RICOSTRUIRE UN’IDEA DI CITTÀ

MICHELA BARZI - 09/09/2016

pianoLa nuova amministrazione varesina si è data tra le priorità la redazione di un nuovo Piano di Governo del Territorio. Giusto proposito, dato che la durata temporale della componente strategica dello strumento urbanistico coincide con i termini del mandato amministrativo.

Non può che essere positivo il fatto che con il nuovo PGT l’amministrazione appena eletta intenda dare alla città una visione per trasformarsi nei prossimi anni. Molto spesso nella prassi pianificatoria corrente il Documento di Piano finisce per essere una sommatoria di ambiti di trasformazione urbanistica privi di quell’indirizzo strategico che dovrebbe essergli proprio.

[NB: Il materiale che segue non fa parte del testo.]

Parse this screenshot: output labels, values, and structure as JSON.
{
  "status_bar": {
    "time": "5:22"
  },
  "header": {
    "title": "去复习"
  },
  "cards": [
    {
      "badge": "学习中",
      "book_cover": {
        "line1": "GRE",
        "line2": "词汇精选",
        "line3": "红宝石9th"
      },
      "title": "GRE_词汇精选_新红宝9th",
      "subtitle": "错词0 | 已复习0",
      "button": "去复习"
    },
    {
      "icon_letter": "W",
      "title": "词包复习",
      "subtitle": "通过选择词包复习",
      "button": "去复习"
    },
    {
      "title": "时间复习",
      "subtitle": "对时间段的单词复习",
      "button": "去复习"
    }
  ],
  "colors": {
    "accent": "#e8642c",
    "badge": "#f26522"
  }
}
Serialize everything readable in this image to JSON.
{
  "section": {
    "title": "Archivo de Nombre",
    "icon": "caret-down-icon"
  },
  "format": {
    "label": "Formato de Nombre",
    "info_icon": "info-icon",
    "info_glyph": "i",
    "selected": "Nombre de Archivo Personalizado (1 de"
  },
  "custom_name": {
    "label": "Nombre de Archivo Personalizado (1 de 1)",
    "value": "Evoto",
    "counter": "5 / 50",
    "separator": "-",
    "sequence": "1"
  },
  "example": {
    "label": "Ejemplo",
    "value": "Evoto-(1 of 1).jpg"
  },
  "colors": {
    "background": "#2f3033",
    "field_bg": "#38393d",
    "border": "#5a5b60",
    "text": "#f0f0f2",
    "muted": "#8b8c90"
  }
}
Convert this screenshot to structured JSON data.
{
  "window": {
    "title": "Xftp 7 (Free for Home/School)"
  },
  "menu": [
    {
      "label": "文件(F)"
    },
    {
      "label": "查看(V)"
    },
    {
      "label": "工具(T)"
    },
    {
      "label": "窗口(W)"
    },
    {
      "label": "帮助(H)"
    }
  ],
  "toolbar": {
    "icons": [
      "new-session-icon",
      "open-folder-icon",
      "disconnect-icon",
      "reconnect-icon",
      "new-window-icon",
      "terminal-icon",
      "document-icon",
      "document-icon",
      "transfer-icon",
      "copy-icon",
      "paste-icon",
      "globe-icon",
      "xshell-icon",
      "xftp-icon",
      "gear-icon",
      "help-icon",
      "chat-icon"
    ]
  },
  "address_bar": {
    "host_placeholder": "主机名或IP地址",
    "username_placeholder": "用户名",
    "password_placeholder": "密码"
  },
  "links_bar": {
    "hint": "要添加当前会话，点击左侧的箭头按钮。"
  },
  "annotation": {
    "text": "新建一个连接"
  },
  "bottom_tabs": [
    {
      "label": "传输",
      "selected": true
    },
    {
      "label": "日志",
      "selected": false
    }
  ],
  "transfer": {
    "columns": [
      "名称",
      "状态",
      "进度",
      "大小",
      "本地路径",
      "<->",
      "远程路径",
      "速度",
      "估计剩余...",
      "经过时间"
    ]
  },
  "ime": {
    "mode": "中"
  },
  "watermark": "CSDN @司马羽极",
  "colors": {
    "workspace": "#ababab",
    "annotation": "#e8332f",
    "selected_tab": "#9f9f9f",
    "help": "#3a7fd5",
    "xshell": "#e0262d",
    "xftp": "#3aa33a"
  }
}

Pensato solo come sommatoria di volumi e funzioni insediabili il suo obiettivo si riduce al generico incentivo della rivitalizzazione di un settore assai provato dalla crisi economica, vuoi per surplus di offerta e scarsità di domanda, vuoi per i limiti finanziari post esplosione della bolla che il settore medesimo ha contribuito a gonfiare. Spingersi un po’ oltre il generico proposito del rilanciamo le costruzioni pur senza sacrificio del suolo libero è quindi un primo fondamentale obiettivo che bisognerebbe darsi. Vediamo allora come è possibile impostare una strategia complessiva per trasformare Varese almeno a partire da cinque questioni fondamentali, individuate secondo una sequenza logica che va dal generale al particolare.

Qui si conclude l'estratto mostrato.